The view of the Rodwell Court that vacancies in judicial office are to be filled by election for the unexpired term has been implemented consistently by the State Board of Elections in ballots, official records, and declarations of elections results. This construe*346tion was so well entrenched that it was included in a 1986 ballot to approve a related constitutional amendment:

FOR [OR AGAINST] constitutional amendment providing that an election shall be held to fill the remainder of the unexpired term if the vacancy occurs more than 60 days before the next election, rather than 30 days as is presently provided.

While the history of legislative and executive interpretation of the State Constitution is not dispositive, it adds weight to our construction of Article IV, Sections 16 and 19. See Corporation Comm’n v. Constr. Co., 160 N.C. 582, 590, 76 S.E. 640, 643 (1912).

Defendants contend it is unreasonable to hold that the drafters or the people intended the vacancy provision in Article IV to allow election for unexpired terms, in light of the vacancy provision in Article III, which expressly allows elections for unexpired terms of executive offices. Article III, Section 13 of the 1868 State Constitution provided that persons elected to fill vacancies in certain executive branch offices “shall hold the office for the remainder of the unexpired term fixed in the first section of this Article.” The most recently ratified State Constitution provides in Article III, Section 7, that prematurely vacated executive offices shall be filled by election “for the remainder of the unexpired term fixed in this Section.” If the drafters were able expressly to provide for elections to fill only the unexpired portions of these offices, defendants argue, their failure to express the same explicitly in Article IV indicates they intended it to have a different result. We are not persuaded by this argument.

Article III establishes various, discrete offices, each starting and ending on the same day, every four years, beginning on an exact date provided in Article III.9 Elections for these offices are to be held at the same time as elections for the General Assembly. N.C. Const. art. Ill, § 7. The express provision in Article III that executive offices prematurely vacated are to be filled by elections for the unexpired terms is appropriate and conveniently articulated, *347since all the terms of the various offices, being of the same length, begin and end on the same day. In contrast to Article Ill’s provision for discrete and specified executive offices, Article IV does not establish discrete judgeships, nor does it state when each judicial office is to begin, or when elections are to be held for these offices. Article IV establishes judicial offices in groups, allowing the legislature to increase the number of judgeships. N.C. Const. art. IV, §§ 6, 7, 9, 10. In the State Constitution of 1868, Article IV provided for a wide variety of offices in addition to judicial offices, such as clerk of the Supreme Court, clerks of the superior courts, sheriffs, constables, and coroners, whose terms of office ranged from two to four years. An express provision for filling vacancies in these offices by election for the unexpired term might have been thought confusing, because the date of expiration would differ depending on the office. Even after most of the other offices were removed from Article IV, the remaining judicial offices, though all eight years in duration, began in different years. The system of staggered judicial offices mentioned in Cloud still exists. The variety of expiration dates of these offices explains why the constitutional provision for filling these vacancies is less specific than the vacancy provision in Article III.

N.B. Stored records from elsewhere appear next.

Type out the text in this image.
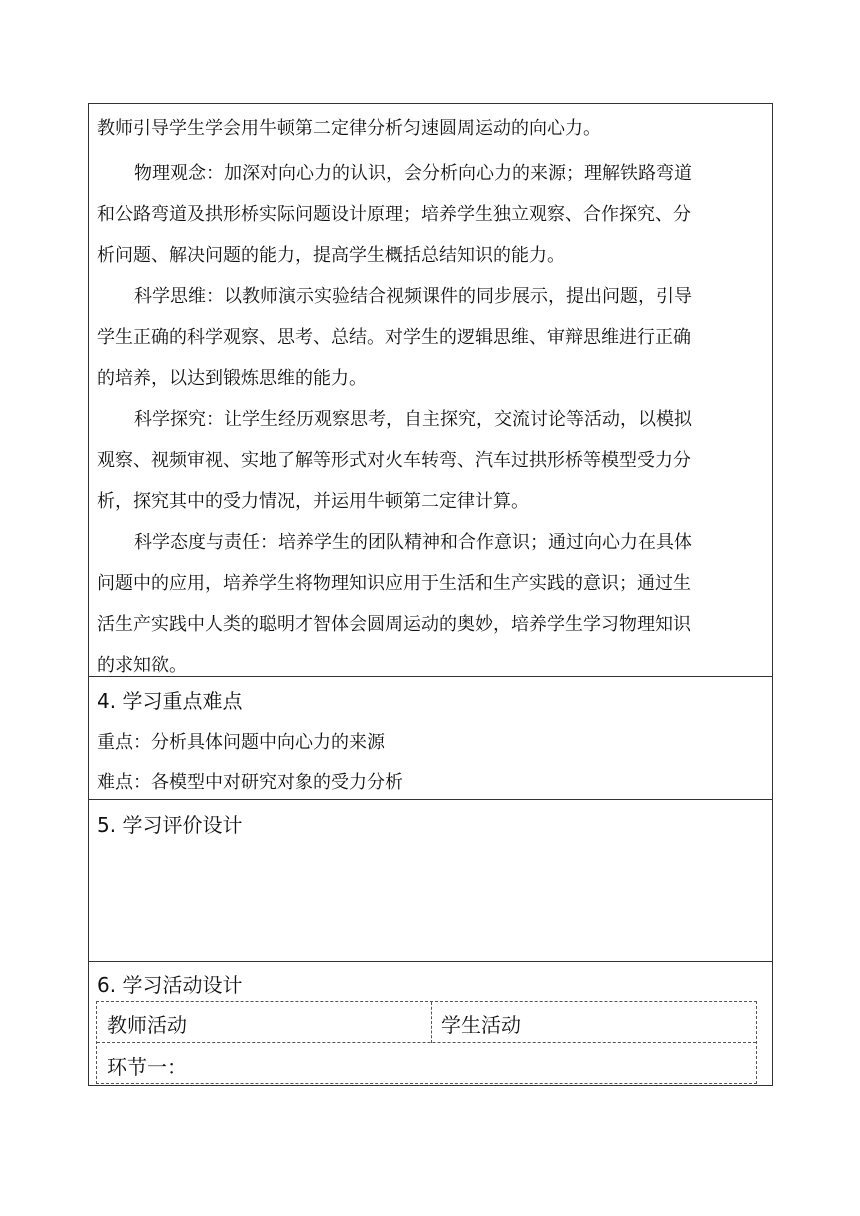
教师引导学生学会用牛顿第二定律分析匀速圆周运动的向心力。

物理观念：加深对向心力的认识，会分析向心力的来源；理解铁路弯道

和公路弯道及拱形桥实际问题设计原理；培养学生独立观察、合作探究、分

析问题、解决问题的能力，提高学生概括总结知识的能力。

科学思维：以教师演示实验结合视频课件的同步展示，提出问题，引导

学生正确的科学观察、思考、总结。对学生的逻辑思维、审辩思维进行正确

的培养，以达到锻炼思维的能力。

科学探究：让学生经历观察思考，自主探究，交流讨论等活动，以模拟

观察、视频审视、实地了解等形式对火车转弯、汽车过拱形桥等模型受力分

析，探究其中的受力情况，并运用牛顿第二定律计算。

科学态度与责任：培养学生的团队精神和合作意识；通过向心力在具体

问题中的应用，培养学生将物理知识应用于生活和生产实践的意识；通过生

活生产实践中人类的聪明才智体会圆周运动的奥妙，培养学生学习物理知识

的求知欲。

4. 学习重点难点

重点：分析具体问题中向心力的来源

难点：各模型中对研究对象的受力分析

5. 学习评价设计

6. 学习活动设计

教师活动	学生活动

环节一：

For the reasons stated, we conclude that N.C.G.S. § 163-9 is not prohibited by our State Constitution and is a lawful exercise of legislative power. The eight-year commissions issued by the Governor, being inconsistent with the statute, are invalid. The judgment of the trial court ordering the Board of Elections to conduct elections for the judicial seats in 1992 is, therefore,

Affirmed.

Justice LAKE did not participate in the consideration or decision of this case.